In talking with Carol she admitted that the fear of starting any new painting is a given. “I can’t imagine what it would be like not to have angst when beginning a new piece of work. But, even when I have to present to galleries, there’s a certain amount of fear. So the fear just moves around.”

Carol calls her paintings her friends since it is like looking at a part of herself and liking those parts of herself. For Carol, realizing why she paints and why she is an artist are the same reasons that apply to many creative endeavors. It is, as Carol puts it, “because these images have not existed before and I’m the only one who can do them.”

Although Carol began with small drawings, her paintings now average 30” x 40” framed and matted. It takes Carol about four 8 to 10 hour days to complete one painting. She has employed the print process of gicleé (pronounced gee-clay) on photo satin paper to reproduce her artwork.
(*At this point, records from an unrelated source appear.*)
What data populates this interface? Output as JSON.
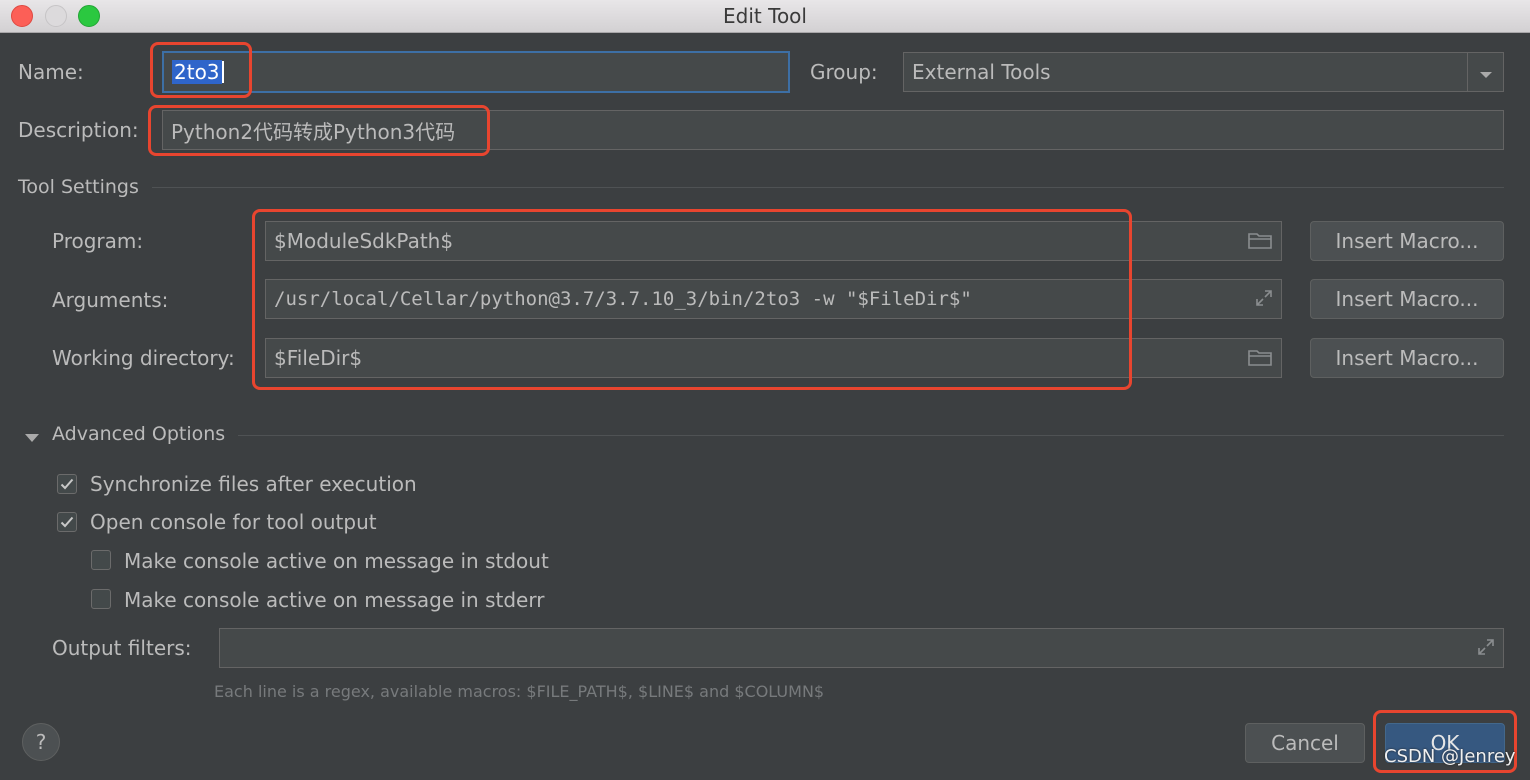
{
  "window": {
    "title": "Edit Tool"
  },
  "name": {
    "label": "Name:",
    "value": "2to3"
  },
  "group": {
    "label": "Group:",
    "value": "External Tools"
  },
  "description": {
    "label": "Description:",
    "value": "Python2代码转成Python3代码"
  },
  "tool_settings": {
    "header": "Tool Settings",
    "program": {
      "label": "Program:",
      "value": "$ModuleSdkPath$",
      "macro_button": "Insert Macro..."
    },
    "arguments": {
      "label": "Arguments:",
      "value": "/usr/local/Cellar/python@3.7/3.7.10_3/bin/2to3 -w \"$FileDir$\"",
      "macro_button": "Insert Macro..."
    },
    "working_directory": {
      "label": "Working directory:",
      "value": "$FileDir$",
      "macro_button": "Insert Macro..."
    }
  },
  "advanced": {
    "header": "Advanced Options",
    "options": [
      {
        "label": "Synchronize files after execution",
        "checked": true
      },
      {
        "label": "Open console for tool output",
        "checked": true
      },
      {
        "label": "Make console active on message in stdout",
        "checked": false
      },
      {
        "label": "Make console active on message in stderr",
        "checked": false
      }
    ],
    "output_filters": {
      "label": "Output filters:",
      "value": ""
    },
    "hint": "Each line is a regex, available macros: $FILE_PATH$, $LINE$ and $COLUMN$"
  },
  "footer": {
    "help": "?",
    "cancel": "Cancel",
    "ok": "OK",
    "watermark": "CSDN @Jenrey"
  },
  "colors": {
    "background": "#3c3f41",
    "highlight": "#e8452f",
    "ok_button": "#365880",
    "selection": "#2f65ca"
  }
}
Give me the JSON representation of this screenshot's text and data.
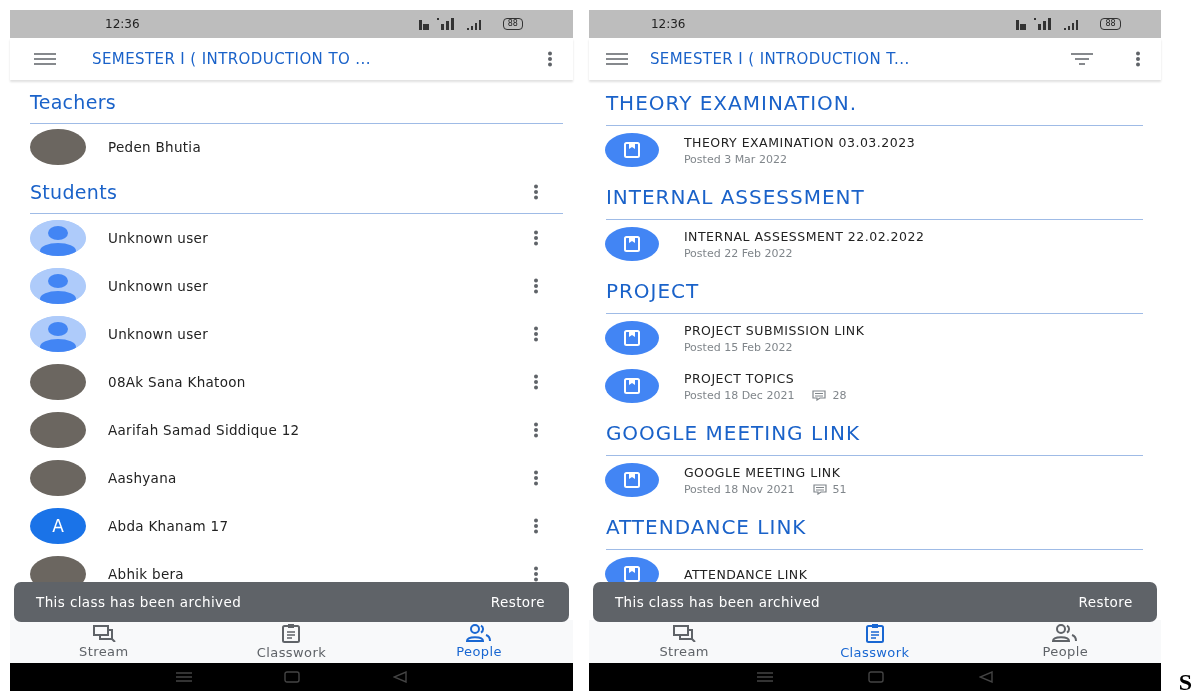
{
  "screens": [
    {
      "kind": "people",
      "status_bar": {
        "time": "12:36",
        "battery": "88"
      },
      "app_bar": {
        "title": "SEMESTER I ( INTRODUCTION TO ...",
        "filter": false
      },
      "sections": [
        {
          "title": "Teachers",
          "menu": false,
          "people": [
            {
              "name": "Peden Bhutia",
              "kind": "photo",
              "menu": false
            }
          ]
        },
        {
          "title": "Students",
          "menu": true,
          "people": [
            {
              "name": "Unknown user",
              "kind": "unknown",
              "menu": true
            },
            {
              "name": "Unknown user",
              "kind": "unknown",
              "menu": true
            },
            {
              "name": "Unknown user",
              "kind": "unknown",
              "menu": true
            },
            {
              "name": "08Ak Sana Khatoon",
              "kind": "photo",
              "menu": true
            },
            {
              "name": "Aarifah Samad Siddique 12",
              "kind": "photo",
              "menu": true
            },
            {
              "name": "Aashyana",
              "kind": "photo",
              "menu": true
            },
            {
              "name": "Abda Khanam 17",
              "kind": "letter",
              "initial": "A",
              "menu": true
            },
            {
              "name": "Abhik bera",
              "kind": "photo",
              "menu": true
            }
          ]
        }
      ],
      "snackbar": {
        "message": "This class has been archived",
        "action": "Restore"
      },
      "nav": [
        {
          "label": "Stream",
          "selected": false
        },
        {
          "label": "Classwork",
          "selected": false
        },
        {
          "label": "People",
          "selected": true
        }
      ]
    },
    {
      "kind": "classwork",
      "status_bar": {
        "time": "12:36",
        "battery": "88"
      },
      "app_bar": {
        "title": "SEMESTER I ( INTRODUCTION T...",
        "filter": true
      },
      "topics": [
        {
          "title": "THEORY EXAMINATION.",
          "items": [
            {
              "title": "THEORY EXAMINATION 03.03.2023",
              "posted": "Posted 3 Mar 2022"
            }
          ]
        },
        {
          "title": "INTERNAL ASSESSMENT",
          "items": [
            {
              "title": "INTERNAL ASSESSMENT 22.02.2022",
              "posted": "Posted 22 Feb 2022"
            }
          ]
        },
        {
          "title": "PROJECT",
          "items": [
            {
              "title": "PROJECT SUBMISSION LINK",
              "posted": "Posted 15 Feb 2022"
            },
            {
              "title": "PROJECT TOPICS",
              "posted": "Posted 18 Dec 2021",
              "comments": "28"
            }
          ]
        },
        {
          "title": "GOOGLE MEETING LINK",
          "items": [
            {
              "title": "GOOGLE MEETING LINK",
              "posted": "Posted 18 Nov 2021",
              "comments": "51"
            }
          ]
        },
        {
          "title": "ATTENDANCE LINK",
          "items": [
            {
              "title": "ATTENDANCE LINK"
            }
          ]
        }
      ],
      "snackbar": {
        "message": "This class has been archived",
        "action": "Restore"
      },
      "nav": [
        {
          "label": "Stream",
          "selected": false
        },
        {
          "label": "Classwork",
          "selected": true
        },
        {
          "label": "People",
          "selected": false
        }
      ]
    }
  ],
  "stray_text": "S"
}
This process captures intricate details and delicate color changes much better than the standard 4-color separation process. Carol’s husband, Tom Eyler, who is also a writer, produces the art cards that talk about the areas that inspired each piece. It is Tom’s way of honoring and being grateful to the area along with an opportunity to educate people about caring for the land. Both Tom and Carol share an idea of collaborating on a book.

Carol’s gicleé prints are available at The Rock Gallery, Buck’s Grill House, High Desert Gifts, El Carpintero and Uncle Beebop’s. Her prints vary in sizes that range in average of small 10” x 15”, medium 22” x 17”, large 33” x 25” and retail from $50 to $225.